Переводчица молчала и не переводила нас. Она была прямо красная от волнения.
– Илья Григорьевич, вы меня извините, что я не перевожу то, что вы говорите, но я просто боюсь перебивать вас. Но потом я все-все расскажу моему греческому писателю.
Эренбург заговорил с ним по-французски. Один раз он взглянул на меня и понял, что мы ничего не понимаем, сказал:
– Это называется диалог глухих.
– Правда ли, что у вас была встреча с Никитой Сергеевичем? [25]
– Да. Мне думается, что все сейчас идет к лучшему. Обещают издать 6-ю книгу «Люди, годы, жизнь». Притом Н. С. сказал, что я буду сам себе цензор. Я пришел домой и сказал Любе[26]: «У меня новая специальность. Я буду сам себе цензором».
– А вы пишете 6-ю книгу?
– Нет. Часть написана – это то, что изъяли из пятой книги. Истребление немцами евреев и глава о Кончаловском[27].

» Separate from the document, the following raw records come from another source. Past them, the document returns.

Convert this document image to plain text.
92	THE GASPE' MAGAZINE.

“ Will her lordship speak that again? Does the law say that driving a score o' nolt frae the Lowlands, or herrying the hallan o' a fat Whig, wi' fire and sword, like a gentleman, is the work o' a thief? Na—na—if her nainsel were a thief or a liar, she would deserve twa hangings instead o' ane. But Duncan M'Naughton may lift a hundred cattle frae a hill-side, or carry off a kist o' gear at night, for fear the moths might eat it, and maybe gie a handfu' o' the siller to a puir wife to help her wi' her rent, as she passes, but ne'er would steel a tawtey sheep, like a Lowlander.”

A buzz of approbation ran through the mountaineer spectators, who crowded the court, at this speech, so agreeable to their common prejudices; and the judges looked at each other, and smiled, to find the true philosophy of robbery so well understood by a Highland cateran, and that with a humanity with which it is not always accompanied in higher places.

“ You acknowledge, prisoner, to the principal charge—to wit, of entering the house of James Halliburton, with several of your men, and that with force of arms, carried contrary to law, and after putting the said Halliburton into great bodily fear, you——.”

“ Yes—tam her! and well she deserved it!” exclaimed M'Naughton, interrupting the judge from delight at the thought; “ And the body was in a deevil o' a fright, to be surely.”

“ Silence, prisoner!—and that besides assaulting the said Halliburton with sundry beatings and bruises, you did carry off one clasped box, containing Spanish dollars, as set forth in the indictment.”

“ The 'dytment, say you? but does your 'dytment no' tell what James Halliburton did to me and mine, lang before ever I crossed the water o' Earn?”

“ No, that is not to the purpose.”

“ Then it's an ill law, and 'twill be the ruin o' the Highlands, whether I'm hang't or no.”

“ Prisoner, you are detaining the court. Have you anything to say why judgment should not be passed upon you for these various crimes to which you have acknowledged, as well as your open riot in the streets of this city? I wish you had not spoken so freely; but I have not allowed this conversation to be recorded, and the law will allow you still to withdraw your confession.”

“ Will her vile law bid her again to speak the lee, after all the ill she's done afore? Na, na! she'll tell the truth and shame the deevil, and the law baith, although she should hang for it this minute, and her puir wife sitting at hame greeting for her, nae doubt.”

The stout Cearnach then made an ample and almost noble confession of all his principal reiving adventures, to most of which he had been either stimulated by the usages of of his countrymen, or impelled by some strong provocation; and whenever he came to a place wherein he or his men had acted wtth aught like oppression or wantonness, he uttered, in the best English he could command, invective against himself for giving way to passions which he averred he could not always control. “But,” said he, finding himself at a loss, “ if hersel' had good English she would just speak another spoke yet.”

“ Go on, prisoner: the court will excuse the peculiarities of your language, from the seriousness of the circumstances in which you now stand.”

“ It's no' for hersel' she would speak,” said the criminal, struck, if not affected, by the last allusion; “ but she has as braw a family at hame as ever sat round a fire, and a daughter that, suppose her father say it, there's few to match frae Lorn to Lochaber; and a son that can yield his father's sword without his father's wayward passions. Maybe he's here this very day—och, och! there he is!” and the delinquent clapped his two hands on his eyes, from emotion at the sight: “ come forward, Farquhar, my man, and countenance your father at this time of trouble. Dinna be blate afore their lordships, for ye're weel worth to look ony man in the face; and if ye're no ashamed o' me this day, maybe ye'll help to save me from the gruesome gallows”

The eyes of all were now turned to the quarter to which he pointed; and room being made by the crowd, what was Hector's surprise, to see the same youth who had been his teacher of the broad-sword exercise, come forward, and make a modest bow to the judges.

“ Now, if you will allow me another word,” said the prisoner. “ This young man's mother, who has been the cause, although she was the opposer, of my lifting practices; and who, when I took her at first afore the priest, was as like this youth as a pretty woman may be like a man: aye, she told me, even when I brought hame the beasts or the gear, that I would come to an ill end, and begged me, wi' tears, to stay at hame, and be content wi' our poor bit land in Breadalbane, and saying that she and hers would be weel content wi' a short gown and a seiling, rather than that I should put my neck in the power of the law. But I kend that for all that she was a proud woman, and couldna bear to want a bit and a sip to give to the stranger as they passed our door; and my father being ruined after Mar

– Почему изъяли Кончаловского?
– Это была противоречивая фигура, особенно его взгляды на искусство. (Почему изъяли про евреев, я не стал спрашивать. – С. Л.)
– А 6-я книга будет о чем?
– Литературные портреты. Фадеев, Матисс, глава о космополитизме. Все до 1953 года. Недавно я думал, что все это будет издано после моей смерти, теперь надеюсь. Вообще, сейчас все должно потеплеть. Иначе и быть не может. Иначе все это цирк.